— Quem é essa gente toda aqui?
em maio de 2016, o Porta dos Fundos lançou uma esquete estrelada por Xuxa Meneghel. no vídeo, uma suposta fã chamada Jéssica, interpretada pela atriz Thati Lopes, não reconhece a Rainha dos Baixinhos. impaciente com a visita de Xuxa e sua equipe, Jéssica questiona: “quem é essa gente toda aqui?”. o quadro era uma sátira sobre as dificuldades de lidar com a fama (e com a perda dela). curiosamente, quem ganhou mais destaque foi a personagem anônima. sem querer, Jéssica hitou.
de lá para cá, “quem é essa gente toda aqui?" tornou-se um dos bordões queridinhos das redes. a frase resume com precisão o momento extraordinário em que uma pessoa ordinária tem o seu conteúdo subitamente visto e aclamado por muitos. é só um gostinho, um aperitivo, de como deve ser conquistar o ícone de conta verificada ✅ ou uma placa de 100k ou 1 milhão de seguidores. como quem diz: parabéns, você não era ninguém, mas agora está no caminho.
a frase virou meme e título de livro. em Quem é essa gente toda aqui? Internet e acessibilidade no Brasil da pandemia, o escritor e roteirista Ricardo Terto analisa as graças e dores da democratização digital. nas primeiras páginas, sentencia: “o ser do terceiro mundo digital é publicitário de si e agiota de angústia. fuma prints de treta, dois maços por dia.”
habitar tempos de VIRALISMO é colocar-se à prova (ou à venda) o tempo todo. é confiar, acima de tudo, na crença de que qualquer um pode vir a bombar de uma hora para outra por um motivo que ninguém nunca tinha imaginado. é acreditar que a Jéssica pode ser mais importante que a Xuxa, pelo menos por algumas horas.
Ian Bogost, professor e diretor de media studies da Washington University of St Louis, afirma que, hoje em dia, a promessa fundamental das redes é a de que todos nós temos e merecemos essa audiência. se ainda não a temos, essa audiência se abrirá para nós a qualquer momento. indo mais longe, nós merecemos respostas, reposts e reações ao que produzimos online. enquanto não as recebemos, parece inevitável nutrirmos uma sensação de fracasso. a internet afirma que precisamos “encontrar a nossa voz”; mas o que ela também diz é que temos o direito de conquistar sempre mais alcance.
e não foi sempre assim. inicialmente, usávamos as redes sociais para cultivar as nossas relações pessoais e profissionais. para dar um boost no tal networking (usando termos bem noventistas mesmo). mais pra frente, as plataformas perceberam que esse ecossistema tornaria-se muito mais lucrativo se mais pessoas produzissem mais conteúdo.

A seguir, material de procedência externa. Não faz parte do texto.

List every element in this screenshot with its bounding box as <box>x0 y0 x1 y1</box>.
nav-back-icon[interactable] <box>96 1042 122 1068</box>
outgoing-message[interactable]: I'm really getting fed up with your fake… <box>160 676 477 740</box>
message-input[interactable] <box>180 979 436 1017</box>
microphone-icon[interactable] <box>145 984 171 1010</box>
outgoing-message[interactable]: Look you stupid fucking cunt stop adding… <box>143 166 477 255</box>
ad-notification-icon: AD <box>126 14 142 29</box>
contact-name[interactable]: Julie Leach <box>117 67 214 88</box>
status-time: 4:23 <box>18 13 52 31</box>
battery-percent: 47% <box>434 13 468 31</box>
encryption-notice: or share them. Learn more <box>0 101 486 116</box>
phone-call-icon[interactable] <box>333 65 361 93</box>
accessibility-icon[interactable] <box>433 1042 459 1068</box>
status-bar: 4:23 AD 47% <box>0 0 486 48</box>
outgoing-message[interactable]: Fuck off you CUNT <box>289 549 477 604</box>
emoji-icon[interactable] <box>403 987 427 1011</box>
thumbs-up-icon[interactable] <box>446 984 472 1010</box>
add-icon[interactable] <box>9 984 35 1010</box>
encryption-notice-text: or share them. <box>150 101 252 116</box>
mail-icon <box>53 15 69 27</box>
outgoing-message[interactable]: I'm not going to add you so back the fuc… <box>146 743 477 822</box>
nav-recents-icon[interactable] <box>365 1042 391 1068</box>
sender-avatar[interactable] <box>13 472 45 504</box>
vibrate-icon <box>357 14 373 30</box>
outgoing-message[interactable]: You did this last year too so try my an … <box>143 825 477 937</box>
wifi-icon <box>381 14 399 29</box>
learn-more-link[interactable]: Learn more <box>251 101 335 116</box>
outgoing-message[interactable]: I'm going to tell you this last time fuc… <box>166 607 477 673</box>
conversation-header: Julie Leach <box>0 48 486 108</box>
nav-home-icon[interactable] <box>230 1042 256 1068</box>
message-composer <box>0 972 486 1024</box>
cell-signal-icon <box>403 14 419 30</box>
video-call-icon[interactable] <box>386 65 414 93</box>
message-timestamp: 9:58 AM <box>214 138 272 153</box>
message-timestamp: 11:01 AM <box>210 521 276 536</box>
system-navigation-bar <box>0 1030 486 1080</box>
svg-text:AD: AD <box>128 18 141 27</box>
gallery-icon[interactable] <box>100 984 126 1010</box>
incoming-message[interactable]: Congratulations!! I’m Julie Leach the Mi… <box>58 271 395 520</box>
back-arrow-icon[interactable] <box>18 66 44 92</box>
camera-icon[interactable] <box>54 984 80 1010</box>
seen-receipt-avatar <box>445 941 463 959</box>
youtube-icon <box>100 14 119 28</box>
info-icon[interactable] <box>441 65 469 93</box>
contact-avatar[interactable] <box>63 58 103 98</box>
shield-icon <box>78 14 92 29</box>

o excesso de estímulos e conexões renderia não apenas mais pressão e ansiedade em todos nós (oops…), mas também mais engajamento e mais dados para serem coletados. isso ampliaria os bancos de informações das big techs e, consequentemente, o valor dos anúncios poderia subir exponencialmente. temos aqui a primeira grande virada em direção à megaescala: as redes sociais tornaram-se mídias sociais.
Você é um conglomerado de mídia em estado paranóico
a lógica do broadcasting pressupõe a veiculação de um alto volume de conteúdo para o maior número de pessoas possível, potencializando assim as apostas no cassino da viralização. o fluxo gerar-e-propagar parte da premissa de que o usuário não é mais um usuário, mas sim um produtor. um criativo, roteirista, editor, apresentador, artista, vendedor, sujeito incansável que acumula funções e atrasos, porque sabe que merece uma audiência sempre maior do que a que já conquistou até hoje. esse é o seu direito conquistado à megaescala.